Mario was such a guarantee of success for Nintendo that they started introducing him to games he wasn't even supposed to be in originally, just to boost their development. For example, the game that became "Mario Kart" started out as an ordinary go-kart game.
"When they decided to add Mario characters, the heads didn't line up, so they gave them all oversized heads," said Ryan. "Now, you don't even think about the fact that they're driving around with giant heads, but they are."
Mario leaves lasting influence on gaming world
The global gaming business is now worth more than $200 billion annually, according to most analyses. The market research firm Fortune Business Insights estimates it could be worth more than $600 billion by 2030.

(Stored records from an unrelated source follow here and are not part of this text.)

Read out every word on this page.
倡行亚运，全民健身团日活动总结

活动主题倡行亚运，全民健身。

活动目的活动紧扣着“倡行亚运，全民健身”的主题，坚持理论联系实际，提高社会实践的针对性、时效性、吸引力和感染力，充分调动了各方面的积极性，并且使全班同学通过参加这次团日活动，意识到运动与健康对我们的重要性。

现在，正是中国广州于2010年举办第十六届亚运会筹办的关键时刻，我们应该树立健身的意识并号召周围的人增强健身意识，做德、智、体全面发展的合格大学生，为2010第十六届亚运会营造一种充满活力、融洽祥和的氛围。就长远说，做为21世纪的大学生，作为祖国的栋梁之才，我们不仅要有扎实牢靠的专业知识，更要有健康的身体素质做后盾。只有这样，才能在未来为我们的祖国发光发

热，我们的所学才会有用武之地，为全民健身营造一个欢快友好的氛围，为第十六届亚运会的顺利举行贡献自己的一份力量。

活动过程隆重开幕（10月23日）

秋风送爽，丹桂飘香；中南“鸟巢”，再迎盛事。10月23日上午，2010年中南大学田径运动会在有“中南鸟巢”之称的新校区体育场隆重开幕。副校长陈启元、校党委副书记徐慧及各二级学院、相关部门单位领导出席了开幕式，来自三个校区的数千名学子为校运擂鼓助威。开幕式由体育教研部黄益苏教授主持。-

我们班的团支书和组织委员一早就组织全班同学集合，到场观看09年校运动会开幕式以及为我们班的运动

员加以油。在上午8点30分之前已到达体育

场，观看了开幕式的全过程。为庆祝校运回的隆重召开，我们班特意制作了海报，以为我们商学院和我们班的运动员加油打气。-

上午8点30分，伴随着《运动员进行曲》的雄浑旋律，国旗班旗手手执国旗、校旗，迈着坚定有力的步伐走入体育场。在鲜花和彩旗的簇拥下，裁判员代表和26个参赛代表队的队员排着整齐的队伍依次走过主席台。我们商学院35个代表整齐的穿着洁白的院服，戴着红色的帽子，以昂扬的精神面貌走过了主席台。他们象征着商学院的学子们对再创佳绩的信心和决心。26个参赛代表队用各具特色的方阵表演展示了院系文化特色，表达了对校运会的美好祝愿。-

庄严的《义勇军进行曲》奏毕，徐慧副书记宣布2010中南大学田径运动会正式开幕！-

"Super Mario" has played no small part in that remarkable rise. Ryan said the "Donkey Kong" game, which first introduced Mario, pioneered early video game storytelling. The gameplay "narrative" inherent to many Mario games — helping the plumber navigate an obstacle course — became hugely influential.
That influence continued as the "Mario" games evolved.
"There are over 25 different 'Mario' franchises at this point," said Ryan. "The first 'Mario Kart' game itself, according to the 'Guinness Book of World Records,' is the most influential video game of all time, because there were over 50 comparable cart racing games that came out just in the two years after its release."
As Mario moves on toward middle age, his appeal shows no sign of waning. Ryan believes he is comparable to Mickey Mouse in terms of his influence on pop culture over the last century.
"These are the characters, which more than any others, have succeeded in grabbing the collective zeitgeist."